Pek çok asananın kuş ya da hayvan adlarıyla anıldığını belirtmek ilginç olabilir; örneğin, mayurasana (tavus kuşu duruşu), şaşankasana (tavşan duruşu), bhucangasana (kobra duruşu) gibi. Eğer asanaların örtülü anlamlarını görmeye çalışırsak, bunlar bize ilginç ipuçları verebilir. Günlük koşturmacanın ardından beden yorgun düşer, ve yaygın inancımız, onun uyumak için aldığımız yatay pozisyonda dinleneceğidir. Kuşlar ve hayvanlar nasıl dinlenir? Doğa onları yatay pozisyonun rahatlığından mahrum bırakmıştır ve gene de onlar dinlenir. Buna bağlı olarak, onların ayakta durduğu ya da dinlendiği pozlar asanalara dair ipucu verir. Daha önce söz edildiği gibi, asanalar yorucu egzersizler değil, aksine yorgun bir bedeni canlandıran ve ona bir günü rahatça ve kolaylıkla çıkartmak için gereken enerjiyi veren dinlendirici duruşlardır.

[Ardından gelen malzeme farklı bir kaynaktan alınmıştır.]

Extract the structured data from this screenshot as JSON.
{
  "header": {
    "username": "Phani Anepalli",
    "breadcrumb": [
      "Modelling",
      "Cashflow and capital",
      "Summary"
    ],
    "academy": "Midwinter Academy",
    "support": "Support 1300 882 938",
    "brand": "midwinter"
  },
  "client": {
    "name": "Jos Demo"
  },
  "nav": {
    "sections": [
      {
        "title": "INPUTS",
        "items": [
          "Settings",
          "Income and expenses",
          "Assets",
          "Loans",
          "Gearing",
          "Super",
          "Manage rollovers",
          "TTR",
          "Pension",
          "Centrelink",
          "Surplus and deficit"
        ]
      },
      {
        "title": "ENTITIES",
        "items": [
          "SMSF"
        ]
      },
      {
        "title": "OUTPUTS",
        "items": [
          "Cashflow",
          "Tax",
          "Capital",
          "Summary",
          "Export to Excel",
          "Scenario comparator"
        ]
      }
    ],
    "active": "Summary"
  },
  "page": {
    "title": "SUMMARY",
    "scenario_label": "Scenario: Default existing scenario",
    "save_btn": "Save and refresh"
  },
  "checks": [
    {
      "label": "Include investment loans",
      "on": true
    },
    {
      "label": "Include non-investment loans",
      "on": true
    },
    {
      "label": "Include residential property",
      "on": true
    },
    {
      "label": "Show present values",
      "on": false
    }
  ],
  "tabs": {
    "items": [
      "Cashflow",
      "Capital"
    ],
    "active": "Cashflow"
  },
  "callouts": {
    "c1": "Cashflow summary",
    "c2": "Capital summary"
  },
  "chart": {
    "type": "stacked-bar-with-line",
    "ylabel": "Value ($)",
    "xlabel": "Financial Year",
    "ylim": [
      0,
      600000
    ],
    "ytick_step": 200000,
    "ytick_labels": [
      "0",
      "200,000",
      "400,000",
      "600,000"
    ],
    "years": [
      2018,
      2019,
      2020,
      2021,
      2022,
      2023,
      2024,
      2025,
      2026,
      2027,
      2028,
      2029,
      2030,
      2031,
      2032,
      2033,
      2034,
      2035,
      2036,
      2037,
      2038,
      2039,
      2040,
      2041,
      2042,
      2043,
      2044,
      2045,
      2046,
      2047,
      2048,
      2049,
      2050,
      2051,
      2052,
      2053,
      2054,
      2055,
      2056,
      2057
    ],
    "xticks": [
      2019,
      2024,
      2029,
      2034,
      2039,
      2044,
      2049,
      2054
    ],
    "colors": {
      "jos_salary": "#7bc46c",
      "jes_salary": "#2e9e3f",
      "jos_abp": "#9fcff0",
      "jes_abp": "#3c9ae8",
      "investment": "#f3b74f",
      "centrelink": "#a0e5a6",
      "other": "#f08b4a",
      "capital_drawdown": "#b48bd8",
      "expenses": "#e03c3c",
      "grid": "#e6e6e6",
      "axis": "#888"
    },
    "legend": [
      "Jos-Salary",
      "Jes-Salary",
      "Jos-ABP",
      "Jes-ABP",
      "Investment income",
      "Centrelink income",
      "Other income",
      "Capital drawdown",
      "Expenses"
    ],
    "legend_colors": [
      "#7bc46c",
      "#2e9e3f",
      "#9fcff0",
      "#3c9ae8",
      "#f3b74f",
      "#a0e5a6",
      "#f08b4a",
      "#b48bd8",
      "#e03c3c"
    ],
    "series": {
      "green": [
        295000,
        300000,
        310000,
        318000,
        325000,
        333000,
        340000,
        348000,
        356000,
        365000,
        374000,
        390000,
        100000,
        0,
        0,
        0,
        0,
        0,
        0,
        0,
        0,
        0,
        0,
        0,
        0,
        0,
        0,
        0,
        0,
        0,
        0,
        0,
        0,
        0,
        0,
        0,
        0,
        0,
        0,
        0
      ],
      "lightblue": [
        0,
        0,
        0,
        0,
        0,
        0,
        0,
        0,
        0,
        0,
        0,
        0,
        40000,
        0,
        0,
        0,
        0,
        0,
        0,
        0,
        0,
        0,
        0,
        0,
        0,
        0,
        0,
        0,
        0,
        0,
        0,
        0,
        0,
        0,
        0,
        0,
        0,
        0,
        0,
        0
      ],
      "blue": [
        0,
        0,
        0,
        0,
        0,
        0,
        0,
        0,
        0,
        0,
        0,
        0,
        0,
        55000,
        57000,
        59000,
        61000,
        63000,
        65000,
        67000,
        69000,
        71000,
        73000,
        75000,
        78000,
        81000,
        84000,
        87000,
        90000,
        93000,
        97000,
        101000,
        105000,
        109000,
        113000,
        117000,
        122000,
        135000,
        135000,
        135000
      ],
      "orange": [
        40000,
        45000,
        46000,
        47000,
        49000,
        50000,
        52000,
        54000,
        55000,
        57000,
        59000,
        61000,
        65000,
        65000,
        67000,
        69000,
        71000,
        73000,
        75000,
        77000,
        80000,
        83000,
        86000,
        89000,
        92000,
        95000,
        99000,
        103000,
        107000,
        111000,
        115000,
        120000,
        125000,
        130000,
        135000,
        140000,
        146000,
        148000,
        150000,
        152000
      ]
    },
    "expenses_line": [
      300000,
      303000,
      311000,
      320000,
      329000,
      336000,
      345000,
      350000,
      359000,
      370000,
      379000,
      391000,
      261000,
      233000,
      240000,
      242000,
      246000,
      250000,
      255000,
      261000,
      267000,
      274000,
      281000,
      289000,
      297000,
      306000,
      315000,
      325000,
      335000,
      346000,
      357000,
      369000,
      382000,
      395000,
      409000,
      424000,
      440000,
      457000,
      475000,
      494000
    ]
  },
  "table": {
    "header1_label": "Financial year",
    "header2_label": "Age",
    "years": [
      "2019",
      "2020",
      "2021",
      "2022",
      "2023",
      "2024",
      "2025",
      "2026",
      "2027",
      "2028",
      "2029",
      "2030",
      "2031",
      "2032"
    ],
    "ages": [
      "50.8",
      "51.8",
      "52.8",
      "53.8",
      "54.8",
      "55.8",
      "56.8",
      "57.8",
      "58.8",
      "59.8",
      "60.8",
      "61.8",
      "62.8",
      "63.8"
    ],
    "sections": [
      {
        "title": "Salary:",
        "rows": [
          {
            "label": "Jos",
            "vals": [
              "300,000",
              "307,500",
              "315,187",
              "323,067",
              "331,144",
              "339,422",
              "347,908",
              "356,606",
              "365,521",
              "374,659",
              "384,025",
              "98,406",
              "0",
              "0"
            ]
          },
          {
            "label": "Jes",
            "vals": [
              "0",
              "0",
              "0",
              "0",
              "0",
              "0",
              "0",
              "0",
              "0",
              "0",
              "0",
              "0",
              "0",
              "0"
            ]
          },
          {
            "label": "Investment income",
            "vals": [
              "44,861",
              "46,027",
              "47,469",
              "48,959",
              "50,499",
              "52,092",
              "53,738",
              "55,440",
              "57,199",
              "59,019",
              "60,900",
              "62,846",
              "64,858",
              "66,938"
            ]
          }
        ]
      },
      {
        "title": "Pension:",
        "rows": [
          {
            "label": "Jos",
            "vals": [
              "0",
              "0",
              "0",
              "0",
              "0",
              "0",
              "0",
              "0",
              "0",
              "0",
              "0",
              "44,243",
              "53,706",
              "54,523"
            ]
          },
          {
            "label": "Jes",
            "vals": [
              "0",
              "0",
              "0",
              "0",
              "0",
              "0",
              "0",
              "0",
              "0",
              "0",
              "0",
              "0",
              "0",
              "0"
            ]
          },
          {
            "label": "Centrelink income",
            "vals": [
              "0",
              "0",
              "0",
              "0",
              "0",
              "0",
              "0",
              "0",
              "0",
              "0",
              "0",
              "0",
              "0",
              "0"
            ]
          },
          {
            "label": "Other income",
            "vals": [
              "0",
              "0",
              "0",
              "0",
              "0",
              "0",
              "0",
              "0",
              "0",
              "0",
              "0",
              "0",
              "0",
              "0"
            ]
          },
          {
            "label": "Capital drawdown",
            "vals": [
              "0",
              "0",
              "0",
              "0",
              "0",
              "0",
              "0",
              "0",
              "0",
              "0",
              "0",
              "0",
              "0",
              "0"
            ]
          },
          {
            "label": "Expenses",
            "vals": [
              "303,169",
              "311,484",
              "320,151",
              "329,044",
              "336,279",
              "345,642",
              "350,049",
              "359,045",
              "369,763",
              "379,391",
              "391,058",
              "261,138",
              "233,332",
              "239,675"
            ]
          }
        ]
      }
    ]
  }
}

Belki burada açıklamak gerekir ki, asanalar başka egzersizlerin yaptığı gibi ne zorlama ister, ne de bedeni sağlıklı yapmak için zengin yiyecek gerektirir. Sonuçta, asanaların ardında yatan bütün fikir, insan bedenini yaşadığı sürece olabildiğince fit ve aktif tutmaktır.